Paul-André Proulx

Littérature Québecoises

Fitoussi, David.

La Bar-mitsva de Samuel.Lux Éditeur, 2002, 125 p.

Des juifs français établis à Montréal

Tous les moyens sont bons pour ne plus revoir le mari que l’on vient de quitter. Avec ses trois enfants, une mère juive de Sarcelles, en banlieue de Paris, plie bagages sans crier gare pour s’emmener à Montréal, sans considérer que ça caille dans un pays boréal. Mauvais choix quand on peste contre le « frette ».

 

Comme un chat échaudé qui craint l’eau froide, Samuel, le fils aîné âgé de dix ans, ne supporte pas nos cinq mois d’automne et nos six mois d’hiver, coupés par quelques jours de canicule. Il est échaudé par la séparation d’un père macho et violent qu’il idéalise, échaudé par l’obligation de laisser ses amis d’une banlieue chaude, échaudé par une mère qui porte la culotte en jouant à la goya délurée, échaudé par sa famille reconstituée avec un beau-père gougnafier et désargenté.

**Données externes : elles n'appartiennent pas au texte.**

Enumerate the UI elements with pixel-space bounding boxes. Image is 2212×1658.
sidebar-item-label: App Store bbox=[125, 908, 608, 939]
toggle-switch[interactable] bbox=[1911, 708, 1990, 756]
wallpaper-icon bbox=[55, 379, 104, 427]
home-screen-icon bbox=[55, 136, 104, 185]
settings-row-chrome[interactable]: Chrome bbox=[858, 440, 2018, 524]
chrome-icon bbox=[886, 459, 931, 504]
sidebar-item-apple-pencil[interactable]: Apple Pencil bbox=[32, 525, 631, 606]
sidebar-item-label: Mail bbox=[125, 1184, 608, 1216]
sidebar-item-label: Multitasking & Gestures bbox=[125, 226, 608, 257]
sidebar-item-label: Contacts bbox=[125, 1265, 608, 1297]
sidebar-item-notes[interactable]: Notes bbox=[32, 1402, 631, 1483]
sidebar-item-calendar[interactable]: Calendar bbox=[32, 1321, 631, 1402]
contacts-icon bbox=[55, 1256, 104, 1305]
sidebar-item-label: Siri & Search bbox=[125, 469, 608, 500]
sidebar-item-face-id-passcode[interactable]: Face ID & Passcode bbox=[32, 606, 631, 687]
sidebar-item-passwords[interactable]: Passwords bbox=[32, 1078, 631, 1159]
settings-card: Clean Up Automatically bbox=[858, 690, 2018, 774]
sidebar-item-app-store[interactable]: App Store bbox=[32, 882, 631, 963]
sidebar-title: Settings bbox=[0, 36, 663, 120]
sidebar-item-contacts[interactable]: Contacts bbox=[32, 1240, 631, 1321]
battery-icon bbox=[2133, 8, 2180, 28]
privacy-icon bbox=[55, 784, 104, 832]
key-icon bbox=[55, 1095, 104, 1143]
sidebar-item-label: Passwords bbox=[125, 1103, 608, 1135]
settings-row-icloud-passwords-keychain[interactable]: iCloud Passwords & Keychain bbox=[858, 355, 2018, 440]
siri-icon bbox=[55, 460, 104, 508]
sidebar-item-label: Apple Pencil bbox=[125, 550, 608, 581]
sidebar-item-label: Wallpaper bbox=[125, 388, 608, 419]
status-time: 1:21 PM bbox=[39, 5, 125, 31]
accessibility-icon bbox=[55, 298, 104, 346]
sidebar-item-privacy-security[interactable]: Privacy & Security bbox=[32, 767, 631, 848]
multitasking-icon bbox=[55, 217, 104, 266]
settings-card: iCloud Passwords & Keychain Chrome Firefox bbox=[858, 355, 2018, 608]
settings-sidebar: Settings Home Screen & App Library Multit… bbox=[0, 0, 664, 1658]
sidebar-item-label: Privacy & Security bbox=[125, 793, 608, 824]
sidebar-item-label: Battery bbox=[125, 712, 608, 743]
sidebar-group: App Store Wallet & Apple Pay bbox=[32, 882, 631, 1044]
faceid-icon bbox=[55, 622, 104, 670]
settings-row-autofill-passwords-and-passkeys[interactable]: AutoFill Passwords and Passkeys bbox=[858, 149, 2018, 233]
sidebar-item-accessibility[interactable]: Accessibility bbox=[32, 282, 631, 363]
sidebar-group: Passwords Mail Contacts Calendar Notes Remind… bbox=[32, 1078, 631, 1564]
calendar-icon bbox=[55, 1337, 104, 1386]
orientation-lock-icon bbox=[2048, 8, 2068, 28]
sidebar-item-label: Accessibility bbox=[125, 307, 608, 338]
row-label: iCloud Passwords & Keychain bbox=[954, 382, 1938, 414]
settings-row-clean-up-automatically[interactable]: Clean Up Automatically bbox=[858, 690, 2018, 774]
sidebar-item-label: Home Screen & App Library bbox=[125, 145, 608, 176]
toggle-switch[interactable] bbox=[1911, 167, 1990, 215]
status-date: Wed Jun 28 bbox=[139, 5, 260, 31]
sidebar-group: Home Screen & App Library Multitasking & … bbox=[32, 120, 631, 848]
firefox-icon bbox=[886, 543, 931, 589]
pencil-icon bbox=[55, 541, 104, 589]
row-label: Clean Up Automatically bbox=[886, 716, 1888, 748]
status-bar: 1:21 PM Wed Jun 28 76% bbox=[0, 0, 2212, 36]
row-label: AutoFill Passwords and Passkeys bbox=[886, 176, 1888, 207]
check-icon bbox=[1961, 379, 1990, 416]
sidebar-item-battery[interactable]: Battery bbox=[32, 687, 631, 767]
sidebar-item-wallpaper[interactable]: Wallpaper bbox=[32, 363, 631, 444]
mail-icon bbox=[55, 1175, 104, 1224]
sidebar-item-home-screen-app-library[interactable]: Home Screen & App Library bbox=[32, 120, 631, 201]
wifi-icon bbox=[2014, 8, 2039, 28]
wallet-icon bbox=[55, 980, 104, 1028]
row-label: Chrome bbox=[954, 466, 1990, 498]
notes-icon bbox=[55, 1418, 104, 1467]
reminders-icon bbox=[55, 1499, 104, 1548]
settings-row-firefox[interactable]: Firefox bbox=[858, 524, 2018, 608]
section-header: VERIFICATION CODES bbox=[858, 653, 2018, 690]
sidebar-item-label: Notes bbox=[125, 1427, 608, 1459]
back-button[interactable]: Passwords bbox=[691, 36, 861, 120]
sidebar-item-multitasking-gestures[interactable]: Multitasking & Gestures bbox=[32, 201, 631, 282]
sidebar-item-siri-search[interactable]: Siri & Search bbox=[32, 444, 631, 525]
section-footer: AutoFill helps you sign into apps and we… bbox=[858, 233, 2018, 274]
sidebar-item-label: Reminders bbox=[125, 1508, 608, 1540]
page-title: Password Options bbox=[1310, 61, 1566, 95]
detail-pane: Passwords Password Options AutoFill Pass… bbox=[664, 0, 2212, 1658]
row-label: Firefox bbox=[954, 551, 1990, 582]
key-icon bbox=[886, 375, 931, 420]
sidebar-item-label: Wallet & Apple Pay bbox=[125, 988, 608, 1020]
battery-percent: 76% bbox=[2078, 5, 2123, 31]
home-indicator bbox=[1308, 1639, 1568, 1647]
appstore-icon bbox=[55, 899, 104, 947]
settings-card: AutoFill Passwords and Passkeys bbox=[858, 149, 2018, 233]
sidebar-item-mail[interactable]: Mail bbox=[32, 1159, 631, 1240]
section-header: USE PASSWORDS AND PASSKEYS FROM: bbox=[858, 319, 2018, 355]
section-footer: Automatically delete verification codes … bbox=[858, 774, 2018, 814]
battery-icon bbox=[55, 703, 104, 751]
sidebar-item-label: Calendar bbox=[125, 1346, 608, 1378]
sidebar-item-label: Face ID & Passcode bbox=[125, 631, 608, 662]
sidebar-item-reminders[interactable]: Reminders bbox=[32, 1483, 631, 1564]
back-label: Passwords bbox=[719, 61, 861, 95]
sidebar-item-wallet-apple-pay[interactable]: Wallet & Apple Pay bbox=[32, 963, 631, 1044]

Que va-t-il devenir ? Dilemme qu’il résout en adhérant avec enthousiasme à l’idéal de la religion juive pour contrarier sa mère hystérique et iconoclaste, qui a délaissé le couscous pour la viande chevaline. Avec un plaisir sadique, il la menace de porter sa kippa en public, sans compter qu’il exige de s’alimenter de produits cashers. Relations tendues, qui surviennent, de surcroît, en pleine crise identitaire à l’heure de l’éveil de sa sexualité. Expérience douloureuse malgré les plaisirs qui s’y rattachent. Précoce, il se procure des condoms pour vivre sa première expérience avec Alphonsine, une camarade de classe, qui l’invite chez elle pour l’aider à faire ses devoirs. Quelle déception quand l’objet de sa convoitise ameute toute la famille avec ses cris effarouchés quand il glisse la main dans sa culotte !

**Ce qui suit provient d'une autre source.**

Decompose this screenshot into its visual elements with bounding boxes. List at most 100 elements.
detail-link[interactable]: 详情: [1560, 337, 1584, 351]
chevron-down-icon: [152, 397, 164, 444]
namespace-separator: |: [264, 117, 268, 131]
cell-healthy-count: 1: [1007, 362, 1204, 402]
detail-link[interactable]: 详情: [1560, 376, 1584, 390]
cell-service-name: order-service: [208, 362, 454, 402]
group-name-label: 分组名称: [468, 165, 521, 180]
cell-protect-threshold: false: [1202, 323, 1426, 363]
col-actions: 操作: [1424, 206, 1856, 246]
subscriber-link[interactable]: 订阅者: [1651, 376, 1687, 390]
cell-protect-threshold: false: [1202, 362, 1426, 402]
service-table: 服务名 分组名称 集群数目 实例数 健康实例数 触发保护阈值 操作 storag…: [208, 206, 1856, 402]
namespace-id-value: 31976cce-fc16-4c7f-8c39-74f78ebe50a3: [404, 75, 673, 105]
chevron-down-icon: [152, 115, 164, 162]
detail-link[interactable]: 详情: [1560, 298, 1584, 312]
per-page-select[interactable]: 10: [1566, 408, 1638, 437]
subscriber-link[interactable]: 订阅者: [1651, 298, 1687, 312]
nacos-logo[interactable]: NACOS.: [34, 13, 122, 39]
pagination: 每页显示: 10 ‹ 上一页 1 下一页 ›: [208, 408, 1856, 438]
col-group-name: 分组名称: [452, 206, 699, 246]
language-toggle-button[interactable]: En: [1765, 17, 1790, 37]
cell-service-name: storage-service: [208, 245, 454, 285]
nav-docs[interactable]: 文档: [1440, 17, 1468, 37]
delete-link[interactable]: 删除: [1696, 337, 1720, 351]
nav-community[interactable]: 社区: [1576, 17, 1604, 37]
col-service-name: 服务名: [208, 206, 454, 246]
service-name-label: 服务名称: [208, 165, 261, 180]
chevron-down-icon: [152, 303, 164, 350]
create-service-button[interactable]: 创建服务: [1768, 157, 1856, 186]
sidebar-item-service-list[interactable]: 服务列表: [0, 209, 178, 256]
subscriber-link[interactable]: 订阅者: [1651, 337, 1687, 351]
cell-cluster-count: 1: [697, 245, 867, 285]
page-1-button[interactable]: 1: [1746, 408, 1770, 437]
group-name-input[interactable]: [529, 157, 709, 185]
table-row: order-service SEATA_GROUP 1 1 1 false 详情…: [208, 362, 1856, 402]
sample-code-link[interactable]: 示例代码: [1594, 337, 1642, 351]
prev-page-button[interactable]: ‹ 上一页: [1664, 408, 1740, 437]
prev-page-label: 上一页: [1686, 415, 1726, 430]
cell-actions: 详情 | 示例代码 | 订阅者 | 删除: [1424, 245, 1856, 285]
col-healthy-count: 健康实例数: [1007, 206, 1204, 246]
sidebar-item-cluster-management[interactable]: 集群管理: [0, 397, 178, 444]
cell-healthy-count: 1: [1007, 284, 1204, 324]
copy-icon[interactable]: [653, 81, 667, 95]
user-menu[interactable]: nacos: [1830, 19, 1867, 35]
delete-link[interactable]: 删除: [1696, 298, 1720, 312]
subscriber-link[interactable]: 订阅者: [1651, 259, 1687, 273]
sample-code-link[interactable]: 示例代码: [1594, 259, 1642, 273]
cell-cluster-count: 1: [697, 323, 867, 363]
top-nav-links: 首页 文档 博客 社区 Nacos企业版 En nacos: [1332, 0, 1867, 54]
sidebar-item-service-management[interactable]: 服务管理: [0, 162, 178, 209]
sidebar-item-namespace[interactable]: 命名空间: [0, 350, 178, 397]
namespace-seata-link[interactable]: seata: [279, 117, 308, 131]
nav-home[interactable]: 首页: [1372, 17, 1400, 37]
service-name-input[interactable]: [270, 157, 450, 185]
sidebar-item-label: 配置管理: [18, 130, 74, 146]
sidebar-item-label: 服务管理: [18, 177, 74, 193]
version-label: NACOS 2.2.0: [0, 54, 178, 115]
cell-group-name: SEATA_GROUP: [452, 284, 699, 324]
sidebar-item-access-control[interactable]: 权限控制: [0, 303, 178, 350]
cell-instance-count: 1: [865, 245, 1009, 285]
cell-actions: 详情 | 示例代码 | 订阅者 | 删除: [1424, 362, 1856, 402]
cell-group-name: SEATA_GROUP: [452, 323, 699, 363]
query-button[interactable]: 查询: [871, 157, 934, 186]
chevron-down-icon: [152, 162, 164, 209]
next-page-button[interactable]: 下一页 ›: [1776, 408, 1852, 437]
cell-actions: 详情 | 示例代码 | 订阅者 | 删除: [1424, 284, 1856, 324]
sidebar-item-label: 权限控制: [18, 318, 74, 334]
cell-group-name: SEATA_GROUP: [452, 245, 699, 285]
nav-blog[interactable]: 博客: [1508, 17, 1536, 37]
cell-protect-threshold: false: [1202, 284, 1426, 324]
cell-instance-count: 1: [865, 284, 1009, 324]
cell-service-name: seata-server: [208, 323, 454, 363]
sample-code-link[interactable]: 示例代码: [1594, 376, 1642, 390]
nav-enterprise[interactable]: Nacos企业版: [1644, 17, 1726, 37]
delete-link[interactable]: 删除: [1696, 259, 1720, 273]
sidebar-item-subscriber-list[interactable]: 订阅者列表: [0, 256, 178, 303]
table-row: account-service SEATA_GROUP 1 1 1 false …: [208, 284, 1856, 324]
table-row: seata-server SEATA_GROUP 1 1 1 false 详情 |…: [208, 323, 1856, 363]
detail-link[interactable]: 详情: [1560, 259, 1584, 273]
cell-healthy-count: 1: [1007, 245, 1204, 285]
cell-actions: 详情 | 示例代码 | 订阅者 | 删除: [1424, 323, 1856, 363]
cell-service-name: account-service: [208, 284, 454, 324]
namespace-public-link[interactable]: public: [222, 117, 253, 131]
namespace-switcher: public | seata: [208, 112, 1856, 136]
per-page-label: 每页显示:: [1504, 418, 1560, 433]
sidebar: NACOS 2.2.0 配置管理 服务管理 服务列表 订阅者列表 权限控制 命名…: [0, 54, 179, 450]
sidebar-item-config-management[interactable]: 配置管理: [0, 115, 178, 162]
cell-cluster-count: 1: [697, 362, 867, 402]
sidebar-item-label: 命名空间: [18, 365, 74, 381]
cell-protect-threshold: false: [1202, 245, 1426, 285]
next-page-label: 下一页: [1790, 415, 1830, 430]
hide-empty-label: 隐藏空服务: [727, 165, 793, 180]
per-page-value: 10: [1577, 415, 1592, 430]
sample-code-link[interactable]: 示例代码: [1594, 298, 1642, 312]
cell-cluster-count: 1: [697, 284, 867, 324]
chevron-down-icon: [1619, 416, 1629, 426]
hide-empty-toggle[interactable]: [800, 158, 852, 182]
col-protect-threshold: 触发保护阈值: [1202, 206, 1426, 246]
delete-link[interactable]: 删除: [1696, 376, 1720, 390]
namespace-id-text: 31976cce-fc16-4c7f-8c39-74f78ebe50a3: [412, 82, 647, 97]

Il ne lui reste plus qu’à se masturber assidument tout en se préparant pour sa bar-mitsva avec un rabbin que, heureusement, il apprécie. C’est le seul homme auquel il peut s’identifier même s’il ne manifeste aucun intérêt pour la célébration soulignant son passage de l’enfance à la nubilité. Il moque même la tradition parce qu’il se refuse à devenir un homme à l’instar du héros du Tambour de Grass Günter, Seule sa mère est exaltée par sa bar-mitsva pour se revaloriser aux yeux de sa famille qu’elle a invitée dans un grand hôtel.

Bref, l’auteur trace avec brio le portrait d’un enfant scandalisé par la conduite d’adultes dépourvus d’amour. L’accusation, diluée par un ton ironique, comme La Lamentation du prépuce de Shalom Auslander, risque de ne faire retenir que le cynisme de ce môme désespéré.